Rather than seek outside sources, she looked to her loyal customers. One told her about Indiegogo.com, a crowdfunding website that allows anyone to set up a campaign for any reason. Cruz set a goal of $10,000 and raised it in just 30 days.
"We put the word out that this is our initiative, this is what we're doing and the community took a hold of it and just ran with it," says Cruz. "I'm still overwhelmed."
There is a fee involved for those looking to fundraise. Indiegogo collects anywhere for 4 to 9 percent, depending on the payment plan you choose and whether or not your reach your goal.
Indiegogo co-founder and CEO Slava Rubin says there are a number of factors that go into running a successful campaign.
"You need to have a good pitch, you need to be proactive and you need to find an audience that cares," says Rubin.
Even if you are not a coffee shop, it doesn't hurt to offer a few perks.
"Campaigns that hit their target, over 93 percent of them will offer perks in return. That can be an actual cupcake, maybe your name on a wall," says Rubin.
Crowdfunding is getting to be a crowded field, with dozens of websites like Kickstarter and Rockethub offering similar fundraising opportunities. But the idea dates back long before the Internet, to Joseph Pulitzer, who used newspaper editorials to call on Americans to help finance Lady Liberty's pedestal, and millions chipped in.
"And the cool thing is that it was 83 cents on average," says Rubin.

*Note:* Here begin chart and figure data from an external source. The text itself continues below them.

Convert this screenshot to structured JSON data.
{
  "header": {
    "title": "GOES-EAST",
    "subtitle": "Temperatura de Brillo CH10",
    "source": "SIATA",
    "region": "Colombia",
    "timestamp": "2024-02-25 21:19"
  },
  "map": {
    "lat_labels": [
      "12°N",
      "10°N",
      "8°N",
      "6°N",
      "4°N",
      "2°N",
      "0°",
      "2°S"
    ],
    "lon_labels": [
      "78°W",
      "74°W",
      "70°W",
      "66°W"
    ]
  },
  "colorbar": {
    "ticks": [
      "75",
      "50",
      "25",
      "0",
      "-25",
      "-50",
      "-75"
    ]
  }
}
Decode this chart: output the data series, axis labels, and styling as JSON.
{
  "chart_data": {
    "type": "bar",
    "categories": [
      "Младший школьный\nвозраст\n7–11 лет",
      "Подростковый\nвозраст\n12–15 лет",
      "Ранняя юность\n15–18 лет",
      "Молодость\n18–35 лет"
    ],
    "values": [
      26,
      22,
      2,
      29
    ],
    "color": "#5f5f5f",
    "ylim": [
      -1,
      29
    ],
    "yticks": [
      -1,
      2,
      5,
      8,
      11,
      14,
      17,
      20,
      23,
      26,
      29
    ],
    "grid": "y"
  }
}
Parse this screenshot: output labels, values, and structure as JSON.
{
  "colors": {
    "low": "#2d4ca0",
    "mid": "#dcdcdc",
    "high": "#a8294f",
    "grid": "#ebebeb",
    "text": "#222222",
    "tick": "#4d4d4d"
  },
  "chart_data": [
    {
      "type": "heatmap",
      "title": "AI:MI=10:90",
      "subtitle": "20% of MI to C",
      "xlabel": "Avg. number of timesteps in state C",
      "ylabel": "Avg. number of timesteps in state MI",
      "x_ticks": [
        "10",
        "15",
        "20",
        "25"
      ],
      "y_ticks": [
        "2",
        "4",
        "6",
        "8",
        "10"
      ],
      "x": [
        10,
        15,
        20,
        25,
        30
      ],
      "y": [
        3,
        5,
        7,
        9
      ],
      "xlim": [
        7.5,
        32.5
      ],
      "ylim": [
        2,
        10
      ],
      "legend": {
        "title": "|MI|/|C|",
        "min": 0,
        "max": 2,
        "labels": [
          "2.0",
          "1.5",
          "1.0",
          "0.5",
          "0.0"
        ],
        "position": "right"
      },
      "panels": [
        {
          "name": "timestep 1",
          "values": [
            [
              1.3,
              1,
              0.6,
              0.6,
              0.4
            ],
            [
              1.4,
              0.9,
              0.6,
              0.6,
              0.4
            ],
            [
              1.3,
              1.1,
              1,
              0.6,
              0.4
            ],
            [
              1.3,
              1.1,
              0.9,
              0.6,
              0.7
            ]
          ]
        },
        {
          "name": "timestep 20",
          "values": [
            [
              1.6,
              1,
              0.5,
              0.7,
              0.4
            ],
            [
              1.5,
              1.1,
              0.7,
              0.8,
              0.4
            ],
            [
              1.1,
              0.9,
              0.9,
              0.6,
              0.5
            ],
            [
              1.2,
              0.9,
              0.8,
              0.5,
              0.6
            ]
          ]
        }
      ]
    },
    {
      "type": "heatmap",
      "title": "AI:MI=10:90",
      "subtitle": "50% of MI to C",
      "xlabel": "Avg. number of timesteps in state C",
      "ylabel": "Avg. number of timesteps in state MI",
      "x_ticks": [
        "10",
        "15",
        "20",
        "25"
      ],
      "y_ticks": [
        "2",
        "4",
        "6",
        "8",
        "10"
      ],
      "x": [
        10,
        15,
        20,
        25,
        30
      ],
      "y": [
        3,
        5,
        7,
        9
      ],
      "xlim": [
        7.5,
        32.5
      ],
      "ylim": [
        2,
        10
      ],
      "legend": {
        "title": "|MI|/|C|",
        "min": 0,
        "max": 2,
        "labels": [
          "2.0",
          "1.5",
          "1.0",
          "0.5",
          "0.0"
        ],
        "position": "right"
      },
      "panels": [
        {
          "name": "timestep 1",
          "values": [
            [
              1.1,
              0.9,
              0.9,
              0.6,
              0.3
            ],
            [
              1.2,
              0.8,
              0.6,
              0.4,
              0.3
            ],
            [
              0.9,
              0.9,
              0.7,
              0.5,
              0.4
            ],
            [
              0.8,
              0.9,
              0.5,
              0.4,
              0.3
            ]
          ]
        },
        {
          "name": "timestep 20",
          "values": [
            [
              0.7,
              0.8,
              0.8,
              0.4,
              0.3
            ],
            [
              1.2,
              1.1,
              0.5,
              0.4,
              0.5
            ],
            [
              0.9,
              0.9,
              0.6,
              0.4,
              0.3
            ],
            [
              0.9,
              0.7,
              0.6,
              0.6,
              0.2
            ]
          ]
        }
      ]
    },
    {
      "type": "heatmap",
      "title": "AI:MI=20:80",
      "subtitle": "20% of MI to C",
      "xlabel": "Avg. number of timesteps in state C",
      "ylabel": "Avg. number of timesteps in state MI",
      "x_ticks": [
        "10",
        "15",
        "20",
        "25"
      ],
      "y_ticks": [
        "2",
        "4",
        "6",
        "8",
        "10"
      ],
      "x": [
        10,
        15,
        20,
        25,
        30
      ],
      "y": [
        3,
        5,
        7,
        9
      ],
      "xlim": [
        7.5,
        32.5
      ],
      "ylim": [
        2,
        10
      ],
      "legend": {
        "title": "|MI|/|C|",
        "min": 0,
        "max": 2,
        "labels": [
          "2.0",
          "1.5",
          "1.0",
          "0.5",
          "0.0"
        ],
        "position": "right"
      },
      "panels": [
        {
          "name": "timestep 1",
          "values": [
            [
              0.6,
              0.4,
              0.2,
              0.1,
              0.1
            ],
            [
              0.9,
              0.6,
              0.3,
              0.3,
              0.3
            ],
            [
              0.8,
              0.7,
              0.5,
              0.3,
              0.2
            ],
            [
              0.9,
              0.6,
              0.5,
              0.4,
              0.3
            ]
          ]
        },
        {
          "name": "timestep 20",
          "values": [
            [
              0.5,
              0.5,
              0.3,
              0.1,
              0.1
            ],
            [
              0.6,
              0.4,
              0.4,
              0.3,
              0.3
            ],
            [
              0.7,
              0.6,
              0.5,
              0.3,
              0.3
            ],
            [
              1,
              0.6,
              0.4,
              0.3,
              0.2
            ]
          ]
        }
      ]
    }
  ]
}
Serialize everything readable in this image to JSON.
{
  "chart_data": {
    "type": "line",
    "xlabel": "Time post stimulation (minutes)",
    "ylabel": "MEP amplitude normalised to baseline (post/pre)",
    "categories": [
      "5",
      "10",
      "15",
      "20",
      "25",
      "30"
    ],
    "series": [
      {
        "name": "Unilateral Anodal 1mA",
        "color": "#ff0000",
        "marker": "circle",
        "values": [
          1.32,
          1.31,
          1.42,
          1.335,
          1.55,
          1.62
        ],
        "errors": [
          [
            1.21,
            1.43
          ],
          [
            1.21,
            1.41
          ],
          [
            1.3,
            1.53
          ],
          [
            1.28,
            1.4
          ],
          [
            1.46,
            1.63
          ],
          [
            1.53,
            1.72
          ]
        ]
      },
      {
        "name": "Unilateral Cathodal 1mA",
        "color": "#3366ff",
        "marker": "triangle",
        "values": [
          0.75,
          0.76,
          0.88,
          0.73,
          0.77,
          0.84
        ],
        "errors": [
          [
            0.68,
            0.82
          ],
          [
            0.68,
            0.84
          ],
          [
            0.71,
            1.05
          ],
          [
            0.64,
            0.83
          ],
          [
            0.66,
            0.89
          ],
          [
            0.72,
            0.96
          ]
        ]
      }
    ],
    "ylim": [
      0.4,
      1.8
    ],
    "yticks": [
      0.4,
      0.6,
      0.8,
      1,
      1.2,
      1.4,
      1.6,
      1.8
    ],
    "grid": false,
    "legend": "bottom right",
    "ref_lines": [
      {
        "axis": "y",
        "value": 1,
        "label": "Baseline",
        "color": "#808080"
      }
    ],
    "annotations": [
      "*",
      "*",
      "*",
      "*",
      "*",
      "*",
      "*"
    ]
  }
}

The average Indiegogo contribution is about $70 and that adds up quickly. A campaign to turn noted inventor Nicola Tesla's final lab into a museum recently crossed the million-dollar mark.
Then there's bus monitor Karen Klein, who was filmed being bullied by middle school students in upstate New York. After seeing the clip, a good samaritan decided to raise $5,000 to send her on vacation.
"And before you know it, it went viral and they raised over $700,000," says Rubin.